Make Flowers A Commodity Crop

October 2019

Why is it not on the Agenda?


The second Pacific Week of Agriculture was hosted in Samoa 

In Fiji alone the floriculture industry is worth $1.6million, so why is the industry’s future not on the agenda at the Pacific Week of Agriculture (PWA)?

Samoan flower grower, Leaupepe Lasa Aiono says governments need to pull their weight.

“We’ve had a flower association since 1994 and we have close to 50 floriculturists here in Samoa but we don’t know which ministry we are under.”

“Is it MAF? Visitors Bureau? Nothing on flowers and I always say, hey how about flowers?’’ she said.

Leaupepe Lasa Aiono started planting flowers 30 years ago as a hobby.

“I don’t want to disclose the figures made from flowers but let me tell you, it’s enough to put the food on the table, pay for holidays and give your kids a good life and education.”

“Some of the women that started off with us at the association are today the owners of restaurants and real estates,” she said.

“In Samoa we like to see nice things and so everybody buys flowers.”

“The minister should have a flowers and pot plants, the CEO should have a flower arrangement, visit any of these offices and it’s really good for us here because you don’t have to beg for them to buy it, they want it!”

“It’s a shame that flower is not a commodity in Samoa because the future will be exports and already we know that bio security issues will hold us back, it’s a problem government needs to resolve.

The floriculture industry didn’t make it to the main discussion stage at PWA.

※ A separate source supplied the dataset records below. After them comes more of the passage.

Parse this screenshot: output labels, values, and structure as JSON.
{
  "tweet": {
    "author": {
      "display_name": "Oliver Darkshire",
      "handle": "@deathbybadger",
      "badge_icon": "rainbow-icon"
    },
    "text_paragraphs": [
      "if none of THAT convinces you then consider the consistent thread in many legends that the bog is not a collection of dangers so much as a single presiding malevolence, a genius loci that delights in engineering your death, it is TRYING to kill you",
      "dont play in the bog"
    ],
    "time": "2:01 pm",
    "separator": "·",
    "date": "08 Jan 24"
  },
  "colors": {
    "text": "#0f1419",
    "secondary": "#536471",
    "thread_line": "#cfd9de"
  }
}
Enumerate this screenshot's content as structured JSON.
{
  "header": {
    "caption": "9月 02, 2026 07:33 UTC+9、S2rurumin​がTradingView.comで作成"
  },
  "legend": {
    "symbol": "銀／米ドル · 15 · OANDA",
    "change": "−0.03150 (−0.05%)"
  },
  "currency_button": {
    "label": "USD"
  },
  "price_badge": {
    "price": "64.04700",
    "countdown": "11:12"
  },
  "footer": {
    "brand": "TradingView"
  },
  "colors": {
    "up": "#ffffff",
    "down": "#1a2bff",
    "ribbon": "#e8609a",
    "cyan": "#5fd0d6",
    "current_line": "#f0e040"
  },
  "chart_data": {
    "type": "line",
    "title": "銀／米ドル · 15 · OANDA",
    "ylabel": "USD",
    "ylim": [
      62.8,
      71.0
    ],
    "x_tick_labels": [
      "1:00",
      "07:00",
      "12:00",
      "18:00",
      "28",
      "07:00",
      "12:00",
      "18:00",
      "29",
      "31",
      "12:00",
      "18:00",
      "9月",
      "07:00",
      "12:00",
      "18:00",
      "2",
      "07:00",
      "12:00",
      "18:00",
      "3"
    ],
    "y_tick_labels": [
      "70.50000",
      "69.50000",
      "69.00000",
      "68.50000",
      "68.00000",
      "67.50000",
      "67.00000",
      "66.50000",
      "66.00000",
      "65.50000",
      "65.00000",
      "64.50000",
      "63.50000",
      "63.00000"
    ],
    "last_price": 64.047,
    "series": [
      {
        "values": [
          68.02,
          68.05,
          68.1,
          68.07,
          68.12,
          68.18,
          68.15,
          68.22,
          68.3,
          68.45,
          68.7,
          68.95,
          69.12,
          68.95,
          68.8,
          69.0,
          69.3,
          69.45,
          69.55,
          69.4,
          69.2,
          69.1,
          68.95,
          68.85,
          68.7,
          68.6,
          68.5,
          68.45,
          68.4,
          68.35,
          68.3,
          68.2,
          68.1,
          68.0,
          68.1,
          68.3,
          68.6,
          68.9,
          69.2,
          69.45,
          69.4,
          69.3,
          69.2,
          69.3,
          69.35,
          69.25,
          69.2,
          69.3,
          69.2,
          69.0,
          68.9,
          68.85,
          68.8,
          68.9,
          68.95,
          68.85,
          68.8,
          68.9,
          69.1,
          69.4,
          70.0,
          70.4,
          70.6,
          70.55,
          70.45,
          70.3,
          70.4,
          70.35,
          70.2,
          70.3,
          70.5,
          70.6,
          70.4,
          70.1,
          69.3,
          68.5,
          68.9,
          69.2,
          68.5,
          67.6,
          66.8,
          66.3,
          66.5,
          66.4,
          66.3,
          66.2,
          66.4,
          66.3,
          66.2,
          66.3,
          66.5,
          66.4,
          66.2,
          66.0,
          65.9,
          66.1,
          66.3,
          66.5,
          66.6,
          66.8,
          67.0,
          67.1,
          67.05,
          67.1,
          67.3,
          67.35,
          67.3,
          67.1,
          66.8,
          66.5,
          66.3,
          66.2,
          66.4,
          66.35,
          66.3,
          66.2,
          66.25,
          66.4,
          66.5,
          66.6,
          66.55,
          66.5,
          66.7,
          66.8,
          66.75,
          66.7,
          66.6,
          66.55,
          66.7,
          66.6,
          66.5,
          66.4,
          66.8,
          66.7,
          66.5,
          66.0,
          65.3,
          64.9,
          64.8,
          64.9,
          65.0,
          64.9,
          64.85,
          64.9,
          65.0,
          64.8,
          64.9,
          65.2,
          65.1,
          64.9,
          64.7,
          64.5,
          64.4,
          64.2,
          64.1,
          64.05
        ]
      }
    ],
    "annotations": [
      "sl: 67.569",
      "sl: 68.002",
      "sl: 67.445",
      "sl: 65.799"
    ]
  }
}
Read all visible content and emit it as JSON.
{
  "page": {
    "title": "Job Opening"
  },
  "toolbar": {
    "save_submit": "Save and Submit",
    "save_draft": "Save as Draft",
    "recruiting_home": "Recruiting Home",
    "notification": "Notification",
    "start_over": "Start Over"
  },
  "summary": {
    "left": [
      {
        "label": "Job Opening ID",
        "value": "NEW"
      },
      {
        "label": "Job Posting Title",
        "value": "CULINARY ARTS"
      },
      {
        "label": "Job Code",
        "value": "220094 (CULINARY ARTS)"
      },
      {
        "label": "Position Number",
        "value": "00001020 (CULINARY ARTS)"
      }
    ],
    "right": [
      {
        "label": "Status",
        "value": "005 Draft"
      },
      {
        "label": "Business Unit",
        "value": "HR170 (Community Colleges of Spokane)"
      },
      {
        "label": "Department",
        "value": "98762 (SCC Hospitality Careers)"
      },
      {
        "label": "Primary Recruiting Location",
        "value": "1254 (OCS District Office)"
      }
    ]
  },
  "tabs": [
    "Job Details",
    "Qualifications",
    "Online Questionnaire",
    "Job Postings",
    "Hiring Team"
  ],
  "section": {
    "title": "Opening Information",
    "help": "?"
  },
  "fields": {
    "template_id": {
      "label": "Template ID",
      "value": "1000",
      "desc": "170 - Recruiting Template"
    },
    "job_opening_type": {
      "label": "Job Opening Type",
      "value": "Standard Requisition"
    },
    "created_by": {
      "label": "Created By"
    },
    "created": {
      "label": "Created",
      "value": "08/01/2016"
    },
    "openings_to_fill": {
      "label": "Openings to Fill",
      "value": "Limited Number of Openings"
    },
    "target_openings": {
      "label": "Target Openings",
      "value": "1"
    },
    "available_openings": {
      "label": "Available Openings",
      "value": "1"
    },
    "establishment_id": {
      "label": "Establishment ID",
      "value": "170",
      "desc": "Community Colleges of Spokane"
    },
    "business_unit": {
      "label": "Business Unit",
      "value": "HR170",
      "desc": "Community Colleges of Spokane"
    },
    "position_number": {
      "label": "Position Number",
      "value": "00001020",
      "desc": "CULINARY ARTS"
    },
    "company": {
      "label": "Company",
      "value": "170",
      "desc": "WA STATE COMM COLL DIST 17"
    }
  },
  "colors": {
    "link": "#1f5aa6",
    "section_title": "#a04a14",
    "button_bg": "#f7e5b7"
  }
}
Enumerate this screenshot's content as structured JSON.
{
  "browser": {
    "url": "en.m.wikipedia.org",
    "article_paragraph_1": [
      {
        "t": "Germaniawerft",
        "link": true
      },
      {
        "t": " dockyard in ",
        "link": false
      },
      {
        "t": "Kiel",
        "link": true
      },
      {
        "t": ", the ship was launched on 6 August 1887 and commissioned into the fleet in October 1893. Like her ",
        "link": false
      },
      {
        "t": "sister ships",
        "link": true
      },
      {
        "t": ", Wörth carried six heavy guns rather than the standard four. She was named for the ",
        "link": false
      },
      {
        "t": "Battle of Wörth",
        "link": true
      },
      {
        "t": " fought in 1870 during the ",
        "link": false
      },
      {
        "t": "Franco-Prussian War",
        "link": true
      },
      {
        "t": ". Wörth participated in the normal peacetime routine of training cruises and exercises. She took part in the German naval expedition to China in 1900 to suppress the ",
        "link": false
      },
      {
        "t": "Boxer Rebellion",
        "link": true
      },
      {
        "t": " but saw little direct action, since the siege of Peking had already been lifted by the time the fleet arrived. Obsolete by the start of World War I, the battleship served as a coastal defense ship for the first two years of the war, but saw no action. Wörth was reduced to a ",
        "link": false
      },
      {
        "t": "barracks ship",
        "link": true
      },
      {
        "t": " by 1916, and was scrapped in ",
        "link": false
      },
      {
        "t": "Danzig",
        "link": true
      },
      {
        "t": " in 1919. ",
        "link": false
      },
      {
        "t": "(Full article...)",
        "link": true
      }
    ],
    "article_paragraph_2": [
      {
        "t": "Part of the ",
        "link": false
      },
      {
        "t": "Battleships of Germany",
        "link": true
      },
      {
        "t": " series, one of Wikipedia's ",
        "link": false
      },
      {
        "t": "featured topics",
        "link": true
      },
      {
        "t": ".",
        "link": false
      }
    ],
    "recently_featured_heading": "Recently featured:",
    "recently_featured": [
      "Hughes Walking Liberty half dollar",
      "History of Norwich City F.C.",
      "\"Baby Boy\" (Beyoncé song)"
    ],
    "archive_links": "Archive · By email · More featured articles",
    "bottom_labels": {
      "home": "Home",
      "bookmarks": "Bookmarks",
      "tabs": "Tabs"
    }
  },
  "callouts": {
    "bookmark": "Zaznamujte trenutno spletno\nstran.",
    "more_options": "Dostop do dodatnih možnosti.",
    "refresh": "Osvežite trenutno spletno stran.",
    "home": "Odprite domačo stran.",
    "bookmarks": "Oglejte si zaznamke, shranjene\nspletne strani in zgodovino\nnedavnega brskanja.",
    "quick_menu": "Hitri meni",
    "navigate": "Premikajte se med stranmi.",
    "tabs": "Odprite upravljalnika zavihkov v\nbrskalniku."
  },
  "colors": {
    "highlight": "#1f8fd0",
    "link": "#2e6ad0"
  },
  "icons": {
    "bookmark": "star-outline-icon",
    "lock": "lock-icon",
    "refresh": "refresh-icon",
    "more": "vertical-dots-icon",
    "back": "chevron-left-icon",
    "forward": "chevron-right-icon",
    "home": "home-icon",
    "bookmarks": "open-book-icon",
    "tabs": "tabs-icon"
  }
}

It was relegated to a Side Event,Women in Agriculture: Flowers, Food and Art presented by Pacific Island Farmers Organisation Network (PIFON) and the Pacific Agribusiness Research in Development Initiative (PARDI 2).

Samoa’s Minister for Agriculture Afioga Lopaoo Natanielu Mua told women flower growers that “women and empowerment in the Pacific always makes good policy given the leading role they have in all aspects of agricultural production and marketing.”

‘’Empowerment of farmers today, is best achieved when they are able to conduct their farm operations in an environment that is conducive and supportive of farming as business,’’ he said.

Industry leaders want flowers to be classified a commodity crop, as it would attract much needed research and marketing funding.

“Flowers can easily contribute at a larger scale particularly with exports around the Pacific,” said PIFON’s Anare Lewenavanua

“At our recent Farmers Having Their Say Workshop for Fiji Farmers in Nadi, we had farmers earning $300 on average per week which is more than what some of those sitting in offices earn in a year.”

“Our leaders need to seriously consider the benefits and opportunities of floriculture, to take it forward as well as look at policies and procedures that are currently in place, or not, to truly make it work.”

Leaupepe Lasa Aiono dreams of exporting flowersbut that’s unlikely until this female dominated industry is taken seriously.

“If flowers became a commodity it would be great to have somebody to come in for the Pacific and bring us together, we will be stronger and perhaps PIFON needs to do this.”